Comment un club de football est-il devenu un tel emblème de l’identité Catalane ? La réponse se trouve dans les lignes mouvementées de l’histoire espagnole. Tout d’abord il faut rappeler que la Catalogne ne rejoint la couronne d’Espagne centralisée qu’en 1714. Le XIXème siècle voit l’émergence de La Renaixenca (La renaissance), un mouvement intellectuel romantique qui promeut la langue catalane. En 1886, le 1er journal en langue catalane parait. Au même moment, la catalogne s’industrialise rapidement, accueille de nombreux ouvriers étrangers. Les immigrés britanniques introduisent le football qui va connaître un véritable succès dans l’ensemble de la société catalane.

Alors que les journaux ne mobilisaient que les plus éduqués des catalans, le football, à travers le soutien à l’équipe locale créée en 1899, permettra l’expression d’un nationalisme plus populaire. Hans Gamper, le fondateur du FC Barcelone est un fervent soutient de la cause catalane. Ce Suisse  pris d’affection pour sa terre d’adoption va mener campagne dans l’entre-deux-guerres auprès du comité Olympique pour que la Catalogne puisse aligner une équipe ou même organiser les prochains jeux.

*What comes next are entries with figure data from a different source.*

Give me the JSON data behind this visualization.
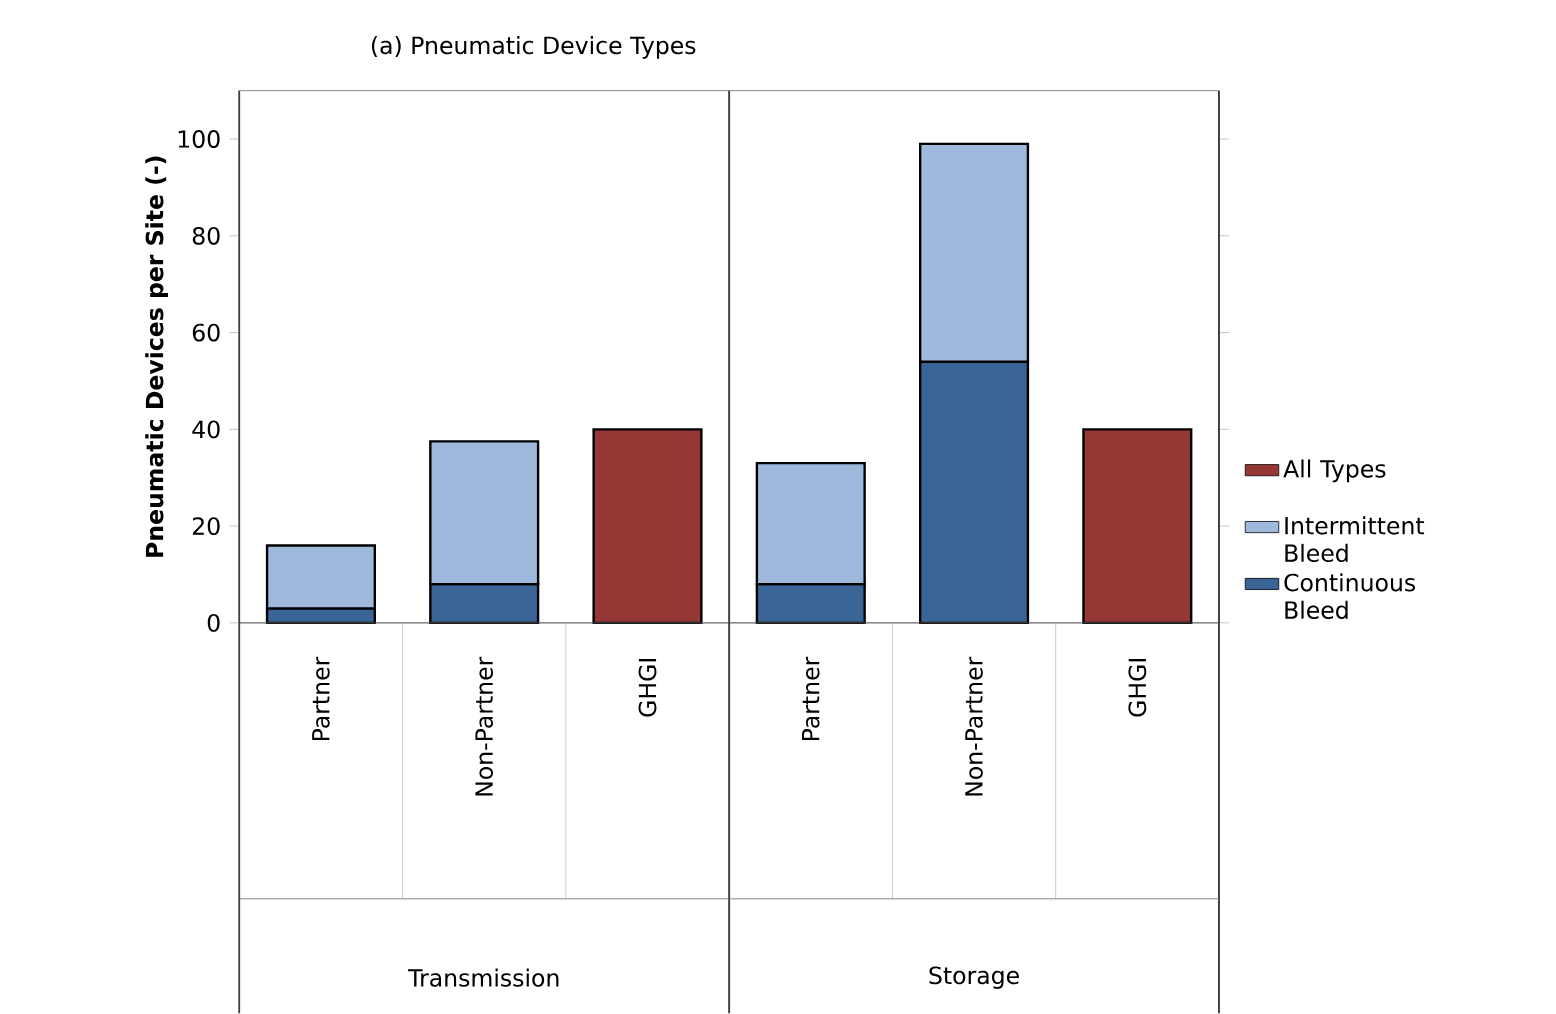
{
  "chart_data": {
    "type": "bar",
    "title": "(a) Pneumatic Device Types",
    "ylabel": "Pneumatic Devices per Site (-)",
    "categories": [
      "Partner",
      "Non-Partner",
      "GHGI",
      "Partner",
      "Non-Partner",
      "GHGI"
    ],
    "annotations": [
      "Transmission",
      "Storage"
    ],
    "stacked": true,
    "series": [
      {
        "name": "Continuous Bleed",
        "color": "#3a6496",
        "values": [
          3,
          8,
          null,
          8,
          54,
          null
        ]
      },
      {
        "name": "Intermittent Bleed",
        "color": "#9fb9dc",
        "values": [
          13,
          29.5,
          null,
          25,
          45,
          null
        ]
      },
      {
        "name": "All Types",
        "color": "#953735",
        "values": [
          null,
          null,
          40,
          null,
          null,
          40
        ]
      }
    ],
    "ylim": [
      0,
      110
    ],
    "yticks": [
      0,
      20,
      40,
      60,
      80,
      100
    ],
    "legend": "right",
    "grid": false
  }
}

En 1923, le dictateur Miguel Primo de Rivera prend le pouvoir et interdit immédiatement la langue et le drapeau catalans au nom de l’unité espagnole.  Lorsqu’en 1925, l’hymne espagnol est sifflé au stade du Barça par 14,000 supporters, le gouvernement exclu Gamper et fait fermer le stage pour 5 mois.

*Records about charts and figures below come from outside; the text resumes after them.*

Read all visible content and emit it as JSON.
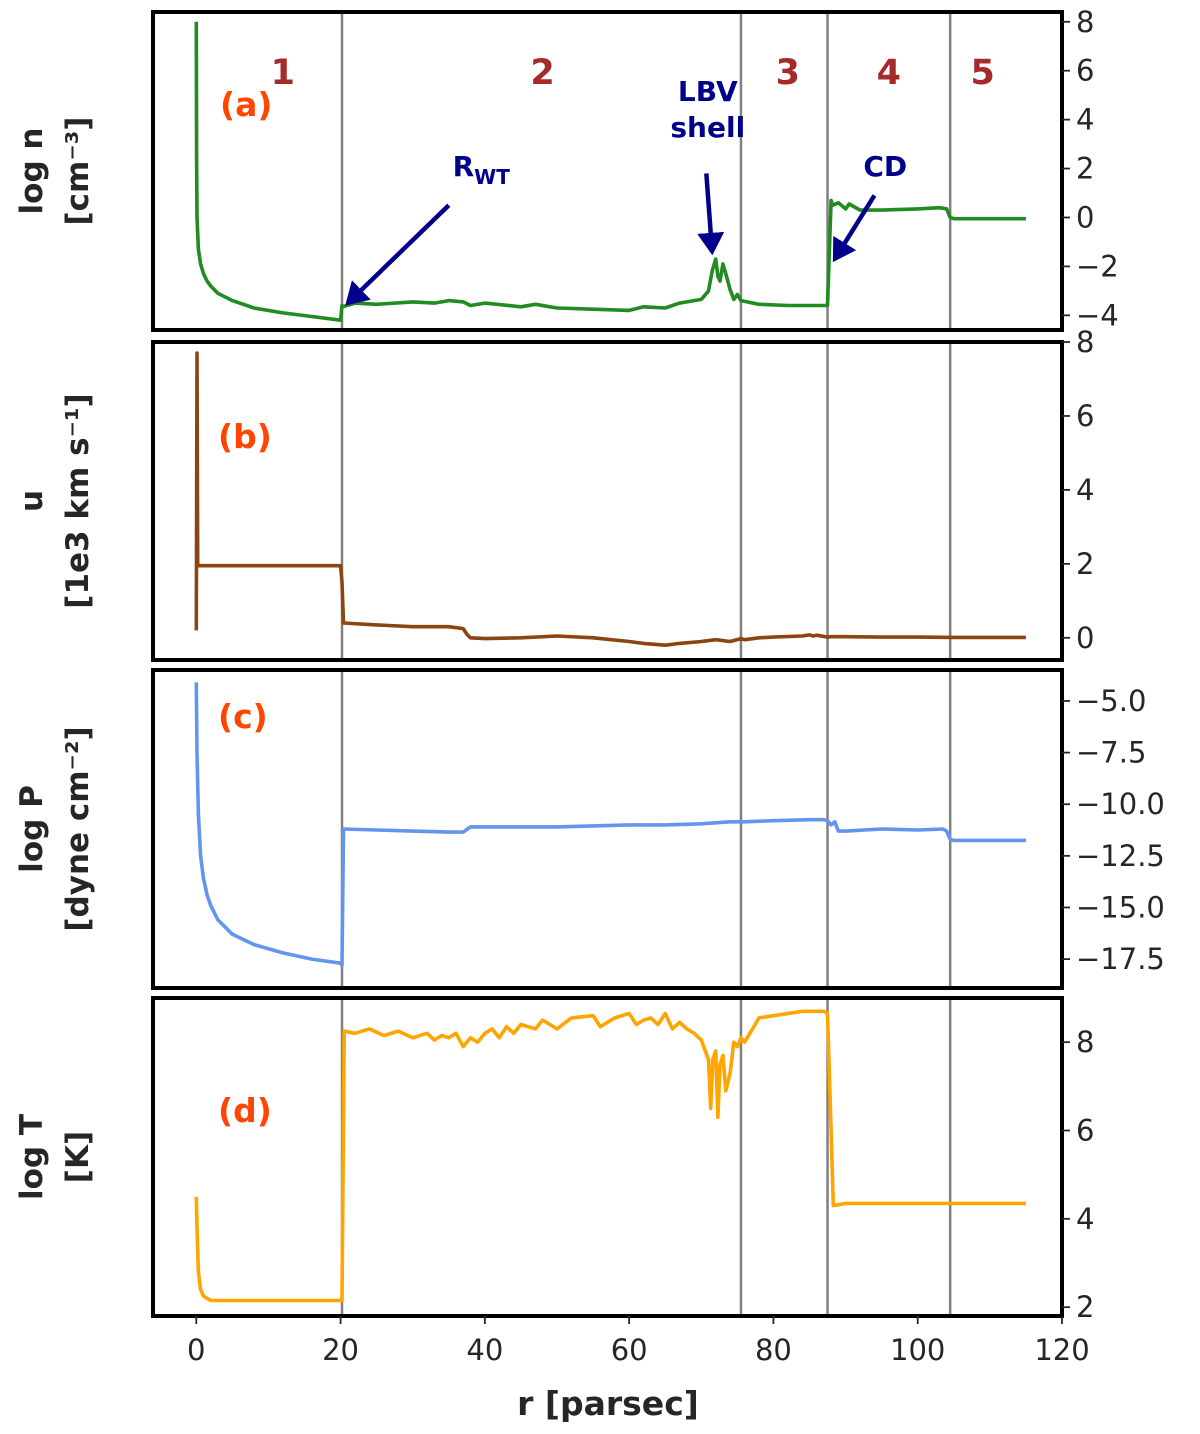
{
  "figure": {
    "xlabel": "r [parsec]",
    "x_ticks": [
      0,
      20,
      40,
      60,
      80,
      100,
      120
    ],
    "xlim": [
      -6,
      120
    ],
    "boundaries": [
      20.2,
      75.5,
      87.5,
      104.5
    ],
    "regions": [
      {
        "label": "1",
        "x": 12
      },
      {
        "label": "2",
        "x": 48
      },
      {
        "label": "3",
        "x": 82
      },
      {
        "label": "4",
        "x": 96
      },
      {
        "label": "5",
        "x": 109
      }
    ],
    "boundary_color": "#808080"
  },
  "chart_data": [
    {
      "type": "line",
      "panel_label": "(a)",
      "ylabel_line1": "log n",
      "ylabel_line2": "[cm⁻³]",
      "color": "#228b22",
      "ylim": [
        -4.6,
        8.4
      ],
      "yticks": [
        8,
        6,
        4,
        2,
        0,
        -2,
        -4
      ],
      "ytick_labels": [
        "8",
        "6",
        "4",
        "2",
        "0",
        "−2",
        "−4"
      ],
      "x": [
        0,
        0.05,
        0.1,
        0.3,
        0.6,
        1,
        1.5,
        2,
        3,
        5,
        8,
        12,
        16,
        20,
        20.2,
        20.3,
        22,
        25,
        30,
        33,
        35,
        37,
        38,
        40,
        45,
        47,
        50,
        55,
        60,
        62,
        65,
        67,
        70,
        71,
        71.5,
        72,
        72.3,
        72.6,
        73,
        73.4,
        74,
        74.5,
        75,
        75.5,
        78,
        82,
        87,
        87.5,
        88,
        88.2,
        89,
        90,
        90.5,
        92,
        95,
        100,
        103,
        104,
        104.5,
        105,
        110,
        115
      ],
      "y": [
        8.0,
        2.5,
        0.0,
        -1.3,
        -1.9,
        -2.3,
        -2.6,
        -2.8,
        -3.1,
        -3.4,
        -3.7,
        -3.9,
        -4.05,
        -4.2,
        -3.6,
        -3.65,
        -3.5,
        -3.55,
        -3.45,
        -3.5,
        -3.4,
        -3.45,
        -3.6,
        -3.5,
        -3.65,
        -3.55,
        -3.7,
        -3.75,
        -3.8,
        -3.65,
        -3.7,
        -3.5,
        -3.35,
        -3.0,
        -2.2,
        -1.7,
        -2.4,
        -2.6,
        -1.9,
        -2.3,
        -2.95,
        -3.35,
        -3.15,
        -3.4,
        -3.55,
        -3.6,
        -3.6,
        -3.6,
        0.7,
        0.5,
        0.6,
        0.35,
        0.55,
        0.3,
        0.3,
        0.35,
        0.4,
        0.35,
        0.0,
        -0.05,
        -0.05,
        -0.05
      ],
      "annotations": [
        {
          "text_main": "R",
          "text_sub": "WT",
          "text_x": 39.5,
          "text_y": 1.7,
          "arrow_from": [
            35,
            0.5
          ],
          "arrow_to": [
            21,
            -3.5
          ]
        },
        {
          "text_line1": "LBV",
          "text_line2": "shell",
          "text_x": 70.9,
          "text_y": 3.3,
          "arrow_from": [
            70.7,
            1.8
          ],
          "arrow_to": [
            71.5,
            -1.4
          ]
        },
        {
          "text_main": "CD",
          "text_x": 95.5,
          "text_y": 1.7,
          "arrow_from": [
            94,
            0.9
          ],
          "arrow_to": [
            88.5,
            -1.7
          ]
        }
      ]
    },
    {
      "type": "line",
      "panel_label": "(b)",
      "ylabel_line1": "u",
      "ylabel_line2": "[1e3 km s⁻¹]",
      "color": "#8b4513",
      "ylim": [
        -0.6,
        8.0
      ],
      "yticks": [
        8,
        6,
        4,
        2,
        0
      ],
      "ytick_labels": [
        "8",
        "6",
        "4",
        "2",
        "0"
      ],
      "x": [
        0,
        0.1,
        0.2,
        0.3,
        1,
        5,
        10,
        15,
        20,
        20.2,
        20.4,
        25,
        30,
        35,
        37,
        37.5,
        38,
        40,
        45,
        50,
        55,
        60,
        62,
        65,
        67,
        70,
        72,
        74,
        75.5,
        76,
        78,
        80,
        84,
        85,
        85.5,
        86,
        87.5,
        88,
        90,
        95,
        100,
        105,
        110,
        115
      ],
      "y": [
        0.2,
        7.7,
        1.95,
        1.95,
        1.95,
        1.95,
        1.95,
        1.95,
        1.95,
        1.5,
        0.4,
        0.35,
        0.3,
        0.3,
        0.25,
        0.1,
        0.0,
        -0.02,
        0.0,
        0.05,
        0.0,
        -0.1,
        -0.15,
        -0.2,
        -0.15,
        -0.1,
        -0.05,
        -0.1,
        -0.02,
        -0.05,
        0.0,
        0.02,
        0.05,
        0.08,
        0.05,
        0.07,
        0.02,
        0.03,
        0.03,
        0.02,
        0.02,
        0.01,
        0.01,
        0.01
      ]
    },
    {
      "type": "line",
      "panel_label": "(c)",
      "ylabel_line1": "log P",
      "ylabel_line2": "[dyne cm⁻²]",
      "color": "#6495ed",
      "ylim": [
        -18.9,
        -3.5
      ],
      "yticks": [
        -5.0,
        -7.5,
        -10.0,
        -12.5,
        -15.0,
        -17.5
      ],
      "ytick_labels": [
        "−5.0",
        "−7.5",
        "−10.0",
        "−12.5",
        "−15.0",
        "−17.5"
      ],
      "x": [
        0,
        0.1,
        0.3,
        0.6,
        1,
        1.5,
        2,
        3,
        5,
        8,
        12,
        16,
        20,
        20.2,
        20.4,
        25,
        30,
        35,
        37,
        38,
        45,
        50,
        55,
        60,
        65,
        70,
        72,
        74,
        76,
        80,
        85,
        87,
        87.5,
        88,
        88.5,
        89,
        90,
        95,
        100,
        103.5,
        104,
        104.5,
        105,
        110,
        115
      ],
      "y": [
        -4.1,
        -7.5,
        -10.5,
        -12.5,
        -13.6,
        -14.4,
        -14.9,
        -15.6,
        -16.3,
        -16.8,
        -17.2,
        -17.5,
        -17.7,
        -17.8,
        -11.2,
        -11.25,
        -11.3,
        -11.35,
        -11.35,
        -11.1,
        -11.1,
        -11.1,
        -11.05,
        -11.0,
        -11.0,
        -10.95,
        -10.9,
        -10.85,
        -10.85,
        -10.8,
        -10.75,
        -10.75,
        -10.8,
        -11.0,
        -10.85,
        -11.3,
        -11.3,
        -11.2,
        -11.25,
        -11.2,
        -11.3,
        -11.7,
        -11.75,
        -11.75,
        -11.75
      ]
    },
    {
      "type": "line",
      "panel_label": "(d)",
      "ylabel_line1": "log T",
      "ylabel_line2": "[K]",
      "color": "#ffa500",
      "ylim": [
        1.8,
        9.0
      ],
      "yticks": [
        8,
        6,
        4,
        2
      ],
      "ytick_labels": [
        "8",
        "6",
        "4",
        "2"
      ],
      "x": [
        0,
        0.1,
        0.3,
        0.6,
        1,
        1.5,
        2,
        3,
        5,
        10,
        15,
        20,
        20.2,
        20.5,
        22,
        24,
        26,
        28,
        30,
        32,
        33,
        34,
        35,
        36,
        37,
        38,
        39,
        40,
        41,
        42,
        43,
        44,
        45,
        47,
        48,
        50,
        52,
        55,
        56,
        58,
        60,
        61,
        62,
        63,
        64,
        65,
        66,
        67,
        68,
        69,
        70,
        71,
        71.3,
        71.6,
        72,
        72.3,
        72.6,
        73,
        73.4,
        74,
        74.5,
        75,
        75.5,
        76,
        78,
        80,
        82,
        84,
        85,
        86,
        87,
        87.5,
        88,
        88.3,
        90,
        95,
        100,
        104,
        105,
        110,
        115
      ],
      "y": [
        4.5,
        3.8,
        2.8,
        2.4,
        2.25,
        2.2,
        2.15,
        2.15,
        2.15,
        2.15,
        2.15,
        2.15,
        2.15,
        8.25,
        8.2,
        8.3,
        8.15,
        8.25,
        8.1,
        8.2,
        8.05,
        8.15,
        8.1,
        8.2,
        7.9,
        8.1,
        8.0,
        8.2,
        8.3,
        8.1,
        8.35,
        8.2,
        8.4,
        8.3,
        8.5,
        8.3,
        8.55,
        8.6,
        8.35,
        8.55,
        8.65,
        8.4,
        8.5,
        8.55,
        8.4,
        8.65,
        8.3,
        8.45,
        8.3,
        8.2,
        8.05,
        7.6,
        6.5,
        7.6,
        7.8,
        6.3,
        7.5,
        7.7,
        6.9,
        7.3,
        8.0,
        7.9,
        8.1,
        8.0,
        8.55,
        8.6,
        8.65,
        8.7,
        8.7,
        8.7,
        8.7,
        8.65,
        6.0,
        4.3,
        4.35,
        4.35,
        4.35,
        4.35,
        4.35,
        4.35,
        4.35
      ]
    }
  ]
}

Durant la guerre civile (1936-1939), le Barça connait une période creuse au cours de laquelle ses joueurs combattent au front les troupes nationalistes. Dirigées par Franco, ces dernières cherchent à mettre fin à la République qui depuis 1931 a concédé  une plus grande indépendance aux régions. En avril 1937, un homme d’affaire Mexicain propose 15,000 US dollars au Club pour une tournée des joueurs au Mexique. Le club accepte, l’argent étant alors crucial pour la survie de la République.

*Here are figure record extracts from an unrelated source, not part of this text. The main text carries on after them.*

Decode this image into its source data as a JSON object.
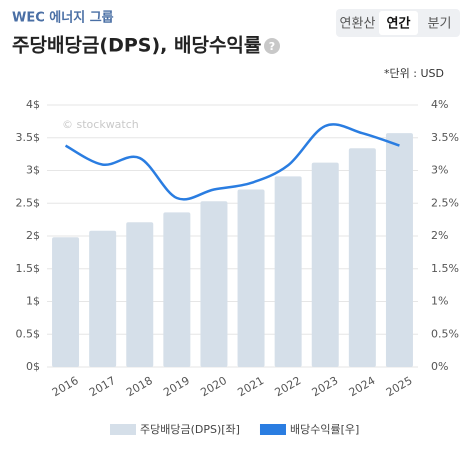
{
  "header": {
    "company": "WEC 에너지 그룹",
    "title": "주당배당금(DPS), 배당수익률",
    "help": "?",
    "tabs": [
      "연환산",
      "연간",
      "분기"
    ],
    "selected_tab": 1
  },
  "chart_data": {
    "type": "bar",
    "unit_note": "*단위 : USD",
    "watermark": "© stockwatch",
    "categories": [
      "2016",
      "2017",
      "2018",
      "2019",
      "2020",
      "2021",
      "2022",
      "2023",
      "2024",
      "2025"
    ],
    "series": [
      {
        "name": "주당배당금(DPS)[좌]",
        "type": "bar",
        "color": "#d5dfe9",
        "values": [
          1.98,
          2.08,
          2.21,
          2.36,
          2.53,
          2.71,
          2.91,
          3.12,
          3.34,
          3.57
        ]
      },
      {
        "name": "배당수익률[우]",
        "type": "line",
        "axis": "y2",
        "color": "#2a7de1",
        "values": [
          3.38,
          3.09,
          3.19,
          2.58,
          2.71,
          2.81,
          3.08,
          3.68,
          3.57,
          3.38
        ]
      }
    ],
    "ylim": [
      0,
      4
    ],
    "yticks": [
      {
        "value": 0,
        "label": "0$"
      },
      {
        "value": 0.5,
        "label": "0.5$"
      },
      {
        "value": 1,
        "label": "1$"
      },
      {
        "value": 1.5,
        "label": "1.5$"
      },
      {
        "value": 2,
        "label": "2$"
      },
      {
        "value": 2.5,
        "label": "2.5$"
      },
      {
        "value": 3,
        "label": "3$"
      },
      {
        "value": 3.5,
        "label": "3.5$"
      },
      {
        "value": 4,
        "label": "4$"
      }
    ],
    "y2lim": [
      0,
      4
    ],
    "y2ticks": [
      {
        "value": 0,
        "label": "0%"
      },
      {
        "value": 0.5,
        "label": "0.5%"
      },
      {
        "value": 1,
        "label": "1%"
      },
      {
        "value": 1.5,
        "label": "1.5%"
      },
      {
        "value": 2,
        "label": "2%"
      },
      {
        "value": 2.5,
        "label": "2.5%"
      },
      {
        "value": 3,
        "label": "3%"
      },
      {
        "value": 3.5,
        "label": "3.5%"
      },
      {
        "value": 4,
        "label": "4%"
      }
    ],
    "grid": true
  }
}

En 1939, la République est vaincue et l’avènement de Franco sonne le début d’une sombre période pour la Catalogne.  Le régime mène une guerre contre la langue catalane qui n’est plus parlée qu’au sein des foyers. Cependant, le caudillo ne ferme pas le club Barcelonais, considérant que son influence politique est moindre. Le Camp Nou devient alors le seul endroit où les Catalans ont l’occasion de s’identifier en tant que nation, chantant les mêmes hymnes, agitant le même drapeau du club, parlant Catalan dans les gradins.

L’équipe est pourtant au plus bas. Ses deux rivales la dépassent allègrement. Le Real Madrid, club favori du dictateur, domine pendant l’ensemble des années 1950 et 1960 la scène nationale (12 victoires en Liga) et européenne (6 victoires en European Cup). Les clasico sont l’occasion d’opposer ce club, symbole du centralisme et du franquisme  au très Catalan FC Barcelona. Au sein même de Barcelone, Franco promeut un club au caractère bien plus espagnol, dépourvu de toute symbolique indépendantiste le RCD Espanyol.

Sur le plan économique, la Catalogne bénéficie d’une dynamique unique dans le pays. Près de deux millions d’andalous, castillans ou aragonais émigrent vers Barcelone en l’espace de 10 ans. Franco favorise ces mouvements de population, pensant qu’un afflux d’ouvriers de langues espagnols diluerait les velléités catalane. Or l’omniprésence du Barça était telle que ces nouveaux migrants considère leur soutien au club comme un moyen indispensable d’intégration à la région.

Avec la mort de Franco en 1975 et la mise en place de la démocratie dès 1978 ne comble que partiellement les revendications nationalistes. La Catalogne est reconnue avec le pays Basque et la Galice comme région historique et obtienne certaines prérogatives que les autres régions espagnoles n’ont pas. L’Etat espagnol n’est pourtant pas fédéral, et la nation catalane n’est reconnue qu’au sein de la nation espagnole. Les revendications ne cessèrent donc pas et l’opposition avec la capitale reprit de plus belle.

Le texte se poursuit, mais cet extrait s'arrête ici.